Police Chief Carmen Best announced plans to retire Monday night, shortly after the Seattle City Council voted to cut the city’s police department budget by less than 1% after months of protests demanding that the city defund the police.
By a vote of 7-1, the council approved mid-year budget cut would reduce the police department’s $409 million 2019-2020 budget by $3.5 million. The plan will instead invest $17 million in community public safety programs.
“I look forward to seeing how this department moves forward through the process of re-envisioning public safety,” Chief Best said in an email to the force announcing her retirement.
Best, who is the first Black woman to occupy the city’s top policing job, said that she is “confident the department will make it through these difficult times.”
The revised police budget will reduce executive pay and eliminate 100 full-time police officers. It also decreases the budget for public affairs, travel, training, and recruitments and slashes the funding of specialized units like community safety officers in schools, harbor patrol, homeland security, mounted patrol, and SWAT teams.
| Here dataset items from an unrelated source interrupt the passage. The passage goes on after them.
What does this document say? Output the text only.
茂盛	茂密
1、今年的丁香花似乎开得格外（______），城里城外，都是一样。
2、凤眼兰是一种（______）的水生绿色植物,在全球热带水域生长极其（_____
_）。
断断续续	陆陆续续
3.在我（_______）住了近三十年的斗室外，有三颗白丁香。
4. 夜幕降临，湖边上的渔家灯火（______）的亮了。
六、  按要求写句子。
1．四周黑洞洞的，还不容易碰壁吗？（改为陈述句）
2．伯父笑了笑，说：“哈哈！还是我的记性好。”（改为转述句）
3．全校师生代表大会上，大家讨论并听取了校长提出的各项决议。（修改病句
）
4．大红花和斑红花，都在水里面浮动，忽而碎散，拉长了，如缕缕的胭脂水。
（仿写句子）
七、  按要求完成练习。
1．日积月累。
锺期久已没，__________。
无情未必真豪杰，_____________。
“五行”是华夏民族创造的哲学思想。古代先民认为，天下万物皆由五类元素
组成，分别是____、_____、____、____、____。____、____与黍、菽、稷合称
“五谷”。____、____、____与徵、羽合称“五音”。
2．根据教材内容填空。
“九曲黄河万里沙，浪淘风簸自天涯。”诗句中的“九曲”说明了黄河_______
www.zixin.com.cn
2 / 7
The budge also removes police from the city’s homeless outreach team.
The council approved the budge change after an inquest into the department revealed that 56% of 911 phone calls are for non-criminal activity and only 3% of calls result in arrest.
“This cut is a down payment for future potential reductions,” Seattle City Council President M. Lorena González said in a statement. “Reducing the budget of the Seattle Police Department is a response to the calls for advocating for racial justice and investments in BIPOC communities.”
Although these budget cuts are significant, they fall way short of the 50% cut being demanded by Seattle protestors.
Seattle has been the site of almost nightly protests since the murder of George Floyd by Minneapolis police on May 25. The protests lead to the establishment of the Capital Hill Organize Protest (CHOP), a six-block area controlled by community members free of police presence, that lasted from June 8 to July 1. Although there have been a few violent skirmishes between police and protestors, the protests have been almost entirely peaceful.
This weekend, protestors marched into Chief Best’s suburban neighborhood to protest outside her house but were rebuffed by a group of armed white neighbors.
The approved plan also falls significantly short of Mayor Jenny Durkan’s June 24 request that the city council cut the police department budget by $20 million to address a $378 million city deficit related to the coronavirus pandemic. At the time, Mayor Durkan asked the police department to prepare for a possible 50% reduction of its spending in the 2020-2021 budget.
Chief Best had previously proposed a smaller cut of nearly 20% but vehemently opposed the council’s plans for deeper cuts.
Chief Best did not clearly state the reasons behind her retirement, which will be effective September 2, but Mayor Durkan said she was leaving in hopes of improving the department’s contentious relationship with City Council in her statement accepting Best’s resignation.